Things haven't gone much better on the musical front. He lost his much-ballyhooed first week sales contest to Kanye West, his G-Unit Records has put out one flop after another and the last G-Unit posse album barely sold 100,000 copies in its first week. Where hip hop was once riveted by 50's beefs and rivalries, his latest feuds inspired little more than bored yawns.
Reality shows are truly the last refuge of the scoundrel. So it's not a big surprise that 50 has lent his fading celebrity and rapidly evaporating street cred to a reality-show competition that follows shamelessly in the hacky footsteps of The Apprentice, Ultimate Hustler and I Want to Work For Diddy. The difference? There is no fucking difference.

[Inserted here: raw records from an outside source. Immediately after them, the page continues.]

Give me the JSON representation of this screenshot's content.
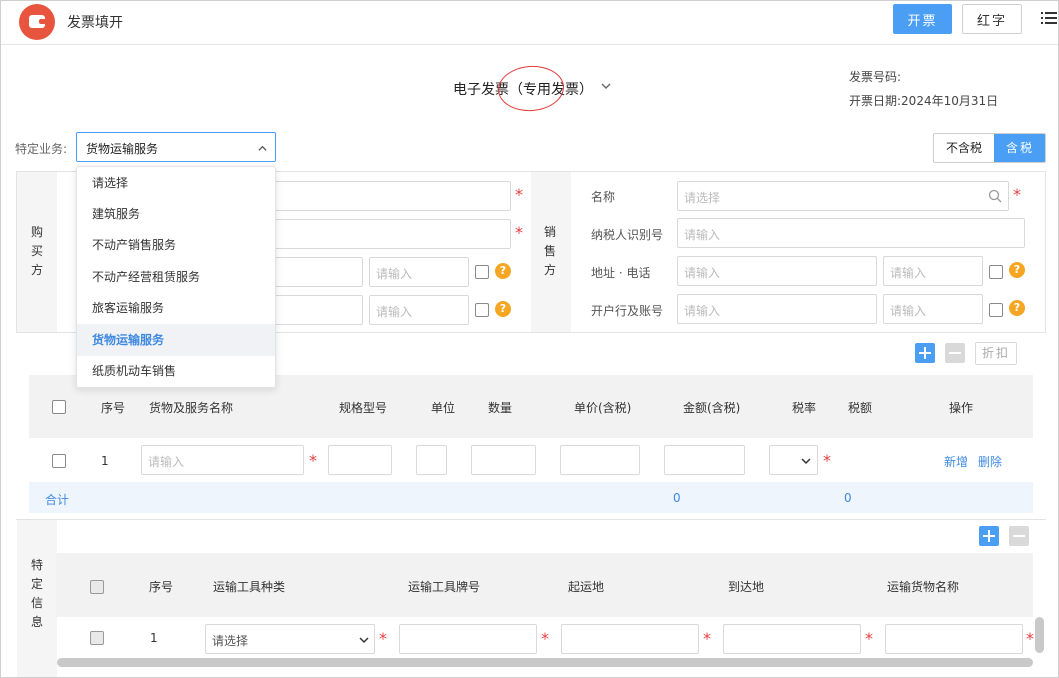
{
  "header": {
    "title": "发票填开",
    "issue_button": "开票",
    "red_button": "红字",
    "menu_icon": "menu-icon",
    "logo_color": "#e8553f"
  },
  "invoice": {
    "type_title": "电子发票（专用发票）",
    "number_label": "发票号码:",
    "date_label": "开票日期:",
    "date_value": "2024年10月31日"
  },
  "special_business": {
    "label": "特定业务:",
    "selected": "货物运输服务",
    "options": [
      "请选择",
      "建筑服务",
      "不动产销售服务",
      "不动产经营租赁服务",
      "旅客运输服务",
      "货物运输服务",
      "纸质机动车销售"
    ]
  },
  "tax_mode": {
    "exclusive": "不含税",
    "inclusive": "含税",
    "active": "含税"
  },
  "buyer": {
    "label": [
      "购",
      "买",
      "方"
    ],
    "placeholder": "请输入"
  },
  "seller": {
    "label": [
      "销",
      "售",
      "方"
    ],
    "name_label": "名称",
    "name_placeholder": "请选择",
    "tax_id_label": "纳税人识别号",
    "address_label": "地址 · 电话",
    "bank_label": "开户行及账号",
    "placeholder": "请输入"
  },
  "goods": {
    "discount_button": "折扣",
    "columns": [
      "序号",
      "货物及服务名称",
      "规格型号",
      "单位",
      "数量",
      "单价(含税)",
      "金额(含税)",
      "税率",
      "税额",
      "操作"
    ],
    "rows": [
      {
        "index": "1",
        "name_placeholder": "请输入",
        "actions": [
          "新增",
          "删除"
        ]
      }
    ],
    "total_label": "合计",
    "total_amount": "0",
    "total_tax": "0"
  },
  "special_info": {
    "label": [
      "特",
      "定",
      "信",
      "息"
    ],
    "columns": [
      "序号",
      "运输工具种类",
      "运输工具牌号",
      "起运地",
      "到达地",
      "运输货物名称"
    ],
    "rows": [
      {
        "index": "1",
        "vehicle_type": "请选择"
      }
    ]
  },
  "colors": {
    "primary": "#4a9ff5",
    "link": "#3f8ae0",
    "required": "#e84040",
    "help": "#f5a623"
  }
}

This is yesterday's news from last weeks' mega-star.
The premise should feel familiar to anyone who has flipped on a television set in the past five years. 50 and much-maligned flunky Tony Yayo pit two teams of shameless, attention-starved exhibitionists against each other for the chance to win a 100,000 dollar "investment" straight from 50 Cent. Wow, a whole hundred thousand dollars. That unimaginable windfall should be enough to finance a hot dog cart in Manhattan for three whole months. You truly are a great humanitarian, Mr. Cent.
The show begins by teasingly referencing the fact that 50's most successful collaborators all hate him now. "You know the game. Young bucks tend to turn on you." 50 quips early on, a not-at-all hackneyed or awkward reference to his tiffs with The Game and Young Buck. Later he asks sidekick Yayo who he should "Terminate on Sight", which just so happens to be the title of G-Unit's terrible last album. It could be worse. He could ask Yayo, "Should I ask these P.I.M.Ps 21 Questions about who should end up in da club, collecting 100,000 for their piggy banks so they can go to the candy shop?
The contestants are the usual collection of skanks and hustlers, including the following reality-show friendly exhibitionists:
*A woman who teasingly brags, "To work my way to the top I'll do anything: 3 of my past five exes have been managers of my mine. You've just got to know how to play the game" This is a diplomatic way of saying "Yes, I will suck cock for better hours and a dollar fifty raise."